Die Ortsversammlung fand auf dem Vorplatz des Feuerwehrgerätehauses statt, 84 Wahlberechtigte waren gekommen, um erstmals in der Geschichte von Gössenreuth einen Ortssprecher zu wählen. Bürgermeister Gerhard Schneider verwies darauf, dass bei der Kommunalwahl am 15. März erstmals kein Gössenreuther in den Gemeinderat gewählt worden war. 99 Bürger hätten daraufhin beantragt, einen Ortssprecher zu wählen. Dieser dürfe an allen Sitzungen des Gemeinderats beratend teilnehmen. Aus der Mitte der Versammlung wurden drei Kandidaten vorgeschlagen: Klaus Roßner, Herbert Pöllein (59) und Marco Müller (44). Sie hatten anschließend die Möglichkeit, sich kurz vorzustellen.

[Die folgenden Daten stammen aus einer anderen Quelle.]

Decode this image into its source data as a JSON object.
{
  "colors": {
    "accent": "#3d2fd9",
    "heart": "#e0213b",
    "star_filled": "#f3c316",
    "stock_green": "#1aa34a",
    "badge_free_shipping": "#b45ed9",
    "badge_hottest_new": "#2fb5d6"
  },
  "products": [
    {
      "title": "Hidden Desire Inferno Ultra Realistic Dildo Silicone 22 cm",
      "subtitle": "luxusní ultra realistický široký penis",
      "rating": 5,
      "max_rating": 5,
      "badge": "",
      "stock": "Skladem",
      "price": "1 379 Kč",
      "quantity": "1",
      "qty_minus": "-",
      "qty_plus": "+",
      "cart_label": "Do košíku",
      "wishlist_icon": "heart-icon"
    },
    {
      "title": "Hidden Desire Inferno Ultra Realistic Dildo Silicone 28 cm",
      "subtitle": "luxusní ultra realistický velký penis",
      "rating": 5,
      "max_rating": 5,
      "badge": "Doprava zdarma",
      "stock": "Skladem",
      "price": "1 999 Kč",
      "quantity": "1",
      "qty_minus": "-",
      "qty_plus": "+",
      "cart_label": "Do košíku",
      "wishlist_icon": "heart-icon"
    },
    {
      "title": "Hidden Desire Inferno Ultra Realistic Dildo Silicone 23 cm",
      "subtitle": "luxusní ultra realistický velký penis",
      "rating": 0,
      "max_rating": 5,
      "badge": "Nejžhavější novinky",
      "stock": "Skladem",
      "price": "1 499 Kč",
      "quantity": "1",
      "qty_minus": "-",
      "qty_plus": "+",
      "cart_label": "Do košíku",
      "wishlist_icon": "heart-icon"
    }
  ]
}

Nach der zügigen Stimmenauszählung gratulierte der Bürgermeister Klaus Roßner zu seinem Erfolg. Schneider dankte aber auch Herbert Pöllein und Marco Müller, dass sie sich ebenfalls zur Wahl gestellt hatten: "Das ist lebendige Demokratie!"

Klaus Roßner versprach, die gute Arbeit, die die bisherigen Gemeinderäte geleistet hätten, fortzuführen. "Das ist nicht nur in meinem Interesse, sondern im Interesse aller. Dabei hoffe ich, euch nicht zu enttäuschen!"

Zur noch notwendigen Entscheidung des Gemeinderats, ob dem Ortssprecher ein generelles Rederecht eingeräumt wird, stellte Roßner fest: "Es wäre schön, wenn ich bei allen Beratungen dabei sein könnte." Rei.